Bear in mind you, as the couple, are the focal point of the whole thing – you’re holding the two halves of the wedding party together. If the pressure of that doesn’t make you want to scream and hit things, it’s likely you may be a Replicant.
By contrast, post-wedding there is zero pressure and you and your other half can spend entire days gaming, binge-watching TV, sleeping and doing all of that in your PJs while eating pizza. That there is a good day.
3) Feminism is Not Compatible With Marriage
‘Why are you buying into that outdated, misogynistic institution that seeks to control women?’
– paraphrase of a question asked of me by a friend, who happens to be married
Correct me if I’m wrong, by all means, but my interpretation of feminism is the belief that as a female I can do whatever the fuck I please that isn’t limited by physics, morality and law enforcement. My engagement took place in a bar at 4am post-tequila shots, and was initiated by me. I feel that reflects my commitment to feminism, as well as my willingness to make life-affirming decisions while messily drunk.‘It’ll ruin your employment prospects’
It’s cool, some of the people I work with are married. Some of them are even higher on the career ladder than me. My manager didn’t threaten to dismiss me on knowing. I did this research very carefully before committing.
‘Marriage is about ownership’
Is it fuck. How do lesbians handle marriage with this kind of thinking? Is it some bizarre form of Stockholm syndrome where both parties think they’re in control of the other while both being hugely codependent? Or is your entire concept of marriage outdated in the face of 21st century realities?
I’m a feminist and a punk, hence I do what I please. I wanted to get married and I got married.
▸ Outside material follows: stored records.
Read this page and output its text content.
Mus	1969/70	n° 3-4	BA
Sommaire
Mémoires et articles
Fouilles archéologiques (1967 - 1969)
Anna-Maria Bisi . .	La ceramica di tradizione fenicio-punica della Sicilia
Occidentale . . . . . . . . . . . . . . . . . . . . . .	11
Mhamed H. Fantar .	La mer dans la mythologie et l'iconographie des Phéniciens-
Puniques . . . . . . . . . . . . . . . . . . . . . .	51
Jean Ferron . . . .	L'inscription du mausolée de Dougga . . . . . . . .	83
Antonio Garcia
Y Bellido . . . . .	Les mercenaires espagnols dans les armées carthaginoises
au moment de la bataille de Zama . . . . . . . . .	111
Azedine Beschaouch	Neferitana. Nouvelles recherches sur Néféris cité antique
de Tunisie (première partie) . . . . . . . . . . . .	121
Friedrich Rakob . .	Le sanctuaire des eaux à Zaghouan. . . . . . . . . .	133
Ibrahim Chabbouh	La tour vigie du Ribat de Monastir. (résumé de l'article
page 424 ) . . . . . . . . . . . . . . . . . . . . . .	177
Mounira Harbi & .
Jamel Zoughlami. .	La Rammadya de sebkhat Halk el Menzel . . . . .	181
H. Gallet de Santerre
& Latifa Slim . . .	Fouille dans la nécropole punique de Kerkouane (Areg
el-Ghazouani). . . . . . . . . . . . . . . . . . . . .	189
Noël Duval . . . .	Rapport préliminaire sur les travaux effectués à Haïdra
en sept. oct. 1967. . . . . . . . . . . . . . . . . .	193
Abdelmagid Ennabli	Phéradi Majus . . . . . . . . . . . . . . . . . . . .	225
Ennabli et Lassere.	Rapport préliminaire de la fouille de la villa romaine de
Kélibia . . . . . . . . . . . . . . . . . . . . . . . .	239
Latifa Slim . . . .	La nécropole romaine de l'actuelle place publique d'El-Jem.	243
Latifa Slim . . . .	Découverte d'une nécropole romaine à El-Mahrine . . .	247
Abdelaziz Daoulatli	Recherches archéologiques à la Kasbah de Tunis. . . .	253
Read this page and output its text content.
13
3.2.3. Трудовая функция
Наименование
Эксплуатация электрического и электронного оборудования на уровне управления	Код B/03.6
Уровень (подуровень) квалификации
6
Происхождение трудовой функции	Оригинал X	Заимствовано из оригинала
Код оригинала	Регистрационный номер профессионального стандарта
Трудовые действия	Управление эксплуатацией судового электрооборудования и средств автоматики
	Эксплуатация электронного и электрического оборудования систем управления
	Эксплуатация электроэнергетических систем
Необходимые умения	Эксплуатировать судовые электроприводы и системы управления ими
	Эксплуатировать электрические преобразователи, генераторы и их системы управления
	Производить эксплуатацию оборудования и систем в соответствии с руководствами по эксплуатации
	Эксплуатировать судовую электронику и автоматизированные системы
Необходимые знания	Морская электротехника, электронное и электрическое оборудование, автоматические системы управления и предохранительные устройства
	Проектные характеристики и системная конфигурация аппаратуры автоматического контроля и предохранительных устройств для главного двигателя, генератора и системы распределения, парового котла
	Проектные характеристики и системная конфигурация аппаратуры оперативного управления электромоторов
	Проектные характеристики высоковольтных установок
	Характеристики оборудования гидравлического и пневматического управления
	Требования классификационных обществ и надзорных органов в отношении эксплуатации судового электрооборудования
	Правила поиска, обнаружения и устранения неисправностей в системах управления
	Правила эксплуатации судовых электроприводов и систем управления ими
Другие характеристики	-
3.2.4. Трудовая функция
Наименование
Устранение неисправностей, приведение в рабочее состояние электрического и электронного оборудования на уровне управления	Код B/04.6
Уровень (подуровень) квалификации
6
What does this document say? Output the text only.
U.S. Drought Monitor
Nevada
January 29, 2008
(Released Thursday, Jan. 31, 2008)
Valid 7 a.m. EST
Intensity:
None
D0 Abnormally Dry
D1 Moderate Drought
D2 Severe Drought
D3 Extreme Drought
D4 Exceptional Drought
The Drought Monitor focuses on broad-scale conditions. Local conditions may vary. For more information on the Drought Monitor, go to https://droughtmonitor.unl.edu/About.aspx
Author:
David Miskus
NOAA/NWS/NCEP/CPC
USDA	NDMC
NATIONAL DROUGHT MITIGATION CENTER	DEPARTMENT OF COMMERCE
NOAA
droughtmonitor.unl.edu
Listening to your bullshit would fly right in the face of everything I stand by.
4) Marriage Is Like Fusion
It’s best done between people with a very close bond, who are completely in sync with each other.
There’s usually some bad dancing involved.
Sometimes it’s very short lived.
Sometimes it goes very badly wrong.
But when it’s done properly, it’s permanent, and incorporates the best parts of both of you to make something unstoppable.